In der Berichterstattung geht es hauptsächlich um die Auseinandersetzungen unter den Parteien

Auf YouTube verbreiten vorrangig eher unpolitisch gesinnte Leute mehr oder weniger spaßige Unterhaltung und Werbung, und nur sehr wenige befassen sich ernsthaft mit politischen Themen. Deshalb ist es als übertrieben zu einzustufen, wenn jetzt von "den YouTubern" gesprochen wird, die sozusagen den politischen Standpunkt "der Jugend" im Lande vertreten; viel bemerkenswerter ist die Tatsache, dass diese Videos ein solch breites Echo fanden, nicht nur bei jungen Erwachsenen. Es wird dort zwar in einer Sprache vorgetragen, die Älteren ungewöhnlich erscheinen mag, die bei den Jüngeren aber längst zum Gewohnten zählt. Daher ist zu vermuten, dass nicht so sehr die neue Sprache bemerkenswert ist, sondern der Inhalt. Über den ist vor allem zu sagen, dass es weniger um parteipolitische Verlautbarungen, (in deren seltsamen Sprachduktus) geht, als vielmehr um aktuelle und vor allem über zukunftsbezogene politische Themen, an denen viele Menschen interessiert sind. Das wiederum ist insoweit neu, als der "Mainstream-Journalismus", im Parteiensystem gefangen, das Geschehen innerhalb der Parteien und die Äußerungen von Parteiführern als politisches Handeln ausgibt und Entwicklungen außerhalb dieses Dunstkreises eher unbeachtet lässt. In der Berichterstattung geht es hauptsächlich um die Auseinandersetzungen unter den Parteien und meist um Personal sowie insbesondere darum, wer gegen wen obsiegt, als würden Sportveranstaltungen kommentiert.
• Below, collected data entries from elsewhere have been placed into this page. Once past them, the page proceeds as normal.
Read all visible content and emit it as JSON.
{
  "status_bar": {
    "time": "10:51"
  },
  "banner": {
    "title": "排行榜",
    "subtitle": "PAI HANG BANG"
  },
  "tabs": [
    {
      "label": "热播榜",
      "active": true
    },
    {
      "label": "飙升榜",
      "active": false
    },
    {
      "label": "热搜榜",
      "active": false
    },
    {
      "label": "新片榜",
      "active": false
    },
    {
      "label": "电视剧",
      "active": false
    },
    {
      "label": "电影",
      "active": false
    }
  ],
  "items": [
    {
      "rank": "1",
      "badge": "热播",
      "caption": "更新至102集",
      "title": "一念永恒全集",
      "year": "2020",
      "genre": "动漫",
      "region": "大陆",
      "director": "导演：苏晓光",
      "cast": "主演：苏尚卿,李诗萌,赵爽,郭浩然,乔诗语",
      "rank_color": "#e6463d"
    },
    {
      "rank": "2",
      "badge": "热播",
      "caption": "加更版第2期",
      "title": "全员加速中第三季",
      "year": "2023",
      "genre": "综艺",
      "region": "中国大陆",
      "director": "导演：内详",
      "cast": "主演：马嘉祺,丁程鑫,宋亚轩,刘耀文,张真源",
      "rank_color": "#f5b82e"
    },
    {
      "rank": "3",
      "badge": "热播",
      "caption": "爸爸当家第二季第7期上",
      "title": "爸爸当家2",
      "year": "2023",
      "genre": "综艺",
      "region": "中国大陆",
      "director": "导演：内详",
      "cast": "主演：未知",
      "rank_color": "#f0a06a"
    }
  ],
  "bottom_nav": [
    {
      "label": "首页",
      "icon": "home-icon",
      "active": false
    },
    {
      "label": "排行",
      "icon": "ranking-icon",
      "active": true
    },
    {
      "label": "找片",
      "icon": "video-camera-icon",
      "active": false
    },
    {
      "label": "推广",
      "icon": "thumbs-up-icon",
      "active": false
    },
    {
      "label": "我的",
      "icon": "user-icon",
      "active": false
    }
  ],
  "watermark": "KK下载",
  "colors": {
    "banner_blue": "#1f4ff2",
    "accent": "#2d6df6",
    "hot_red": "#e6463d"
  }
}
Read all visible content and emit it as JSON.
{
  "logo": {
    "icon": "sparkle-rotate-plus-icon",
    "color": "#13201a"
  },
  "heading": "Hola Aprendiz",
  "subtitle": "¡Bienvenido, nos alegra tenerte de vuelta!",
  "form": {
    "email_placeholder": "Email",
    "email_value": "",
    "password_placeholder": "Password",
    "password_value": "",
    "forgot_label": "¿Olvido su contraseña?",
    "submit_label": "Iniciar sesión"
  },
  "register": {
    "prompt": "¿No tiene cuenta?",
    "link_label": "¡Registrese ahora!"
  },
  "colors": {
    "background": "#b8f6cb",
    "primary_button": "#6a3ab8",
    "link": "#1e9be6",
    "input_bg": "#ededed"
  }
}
Man kann das gut beim Hören und Sehen von Nachrichtensendungen erkennen, wenn man zum Beispiel den zeitlichen Anteil der Beiträge misst, die den Parteien und ihren Vertretern vorbehalten sind und worin im Grunde nur Propaganda betrieben wird; über weite Strecken werden unkritisch reine Verlautbarungen verbreitet (Der Vorwurf, die politisch aktiven YouTuber veröffentlichten nur Meinung und keine Fakten, wird damit zum Bumerang; und im Übrigen: Meinung ist eine wichtige Form des Dialogs unter "zivilisierten" Menschen). – Die versammelte deutsche Journalistenschar hätte vor Scham im Boden versinken müssen, als klar wurde, dass es eigentlich an ihr gewesen wäre, Missstände, wie sie nun von YouTubern öffentlich gemacht werden, aufzudecken und anzuprangern!
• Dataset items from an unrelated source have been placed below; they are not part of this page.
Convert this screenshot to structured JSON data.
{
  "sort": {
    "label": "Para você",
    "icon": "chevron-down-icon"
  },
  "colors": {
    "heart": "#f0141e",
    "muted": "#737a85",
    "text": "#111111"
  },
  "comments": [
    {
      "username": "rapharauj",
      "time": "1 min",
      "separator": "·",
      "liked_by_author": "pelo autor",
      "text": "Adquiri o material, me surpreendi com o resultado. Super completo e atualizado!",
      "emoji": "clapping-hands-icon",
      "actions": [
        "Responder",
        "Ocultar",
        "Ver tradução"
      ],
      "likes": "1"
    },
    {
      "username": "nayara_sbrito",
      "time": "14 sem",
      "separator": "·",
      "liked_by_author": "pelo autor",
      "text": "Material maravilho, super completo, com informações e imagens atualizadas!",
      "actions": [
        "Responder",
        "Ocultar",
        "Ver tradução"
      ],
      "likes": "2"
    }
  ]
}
Nicht so sehr die neue Sprache ist bemerkenswert, sondern der Inhalt

Erfreulich viele Beiträge zu politischen Themen, die von parteiunabhängigen Netzaktivisten veröffentlicht werden, zeichnen sich dadurch aus, dass sie eben nicht nur Meinung verbreiten, sondern ihre Sorge um die Zukunft mit ganz konkreten "Sachfragen" verbinden. Und das ist für die Politfunktionäre und für die meisten Journalisten neu; offenbar aber nicht für die Wähler. Viele von ihnen, darunter auch Ältere, hegen seit geraumer Zeit den Verdacht, ihre Vertreter in den Parlamenten kümmerten sich nicht oder nur unzureichend um die wirklich wichtigen Probleme, was man übrigens daran erkennen kann, dass nicht nur die Jungen von Rezos Video angetan sind. – Leider läuft allerdings eine große Zahl der Unzufriedenen den rechten Rattenfängern nach und schenkt der bloßen Behauptung Glauben, Nationalisten und "EU-Skeptiker" würden die Interessen "des Volkes" besser vertreten als die "Etablierten". Für dieses Phänomen zeichnet eine zur Selbstverständlichkeit ausgewachsene Gewohnheit mitverantwortlich: Tief im Bewusstsein der meisten Bürger unserer Republik ist als Gewissheit verankert, das Spektrum der Parteien, die sich zur Wahl stellen, sei umfassend, bilde sozusagen alles ab, was politisch denkbar ist. Das heißt, wenn ihm eine bestimmte Partei nicht genehm ist, sei der Wähler verpflichtet, einer der übrigen Parteien seine Stimme zu geben, womöglich das "kleinere Übel" zu wählen (Aus dieser Überzeugung stammt die Forderung, es müsse eine Wahlpflicht geben). Von der weitverbreiteten Auffassung, dass das Wählen irgendeiner Partei unumgänglich sei – sozusagen das Wählen um des Wählens willen, profitieren derzeit die Grünen, obwohl sie den "Volksparteien", was die Plattheit ihrer Parolen und den Kampf um Posten angeht, in nichts nachstehen.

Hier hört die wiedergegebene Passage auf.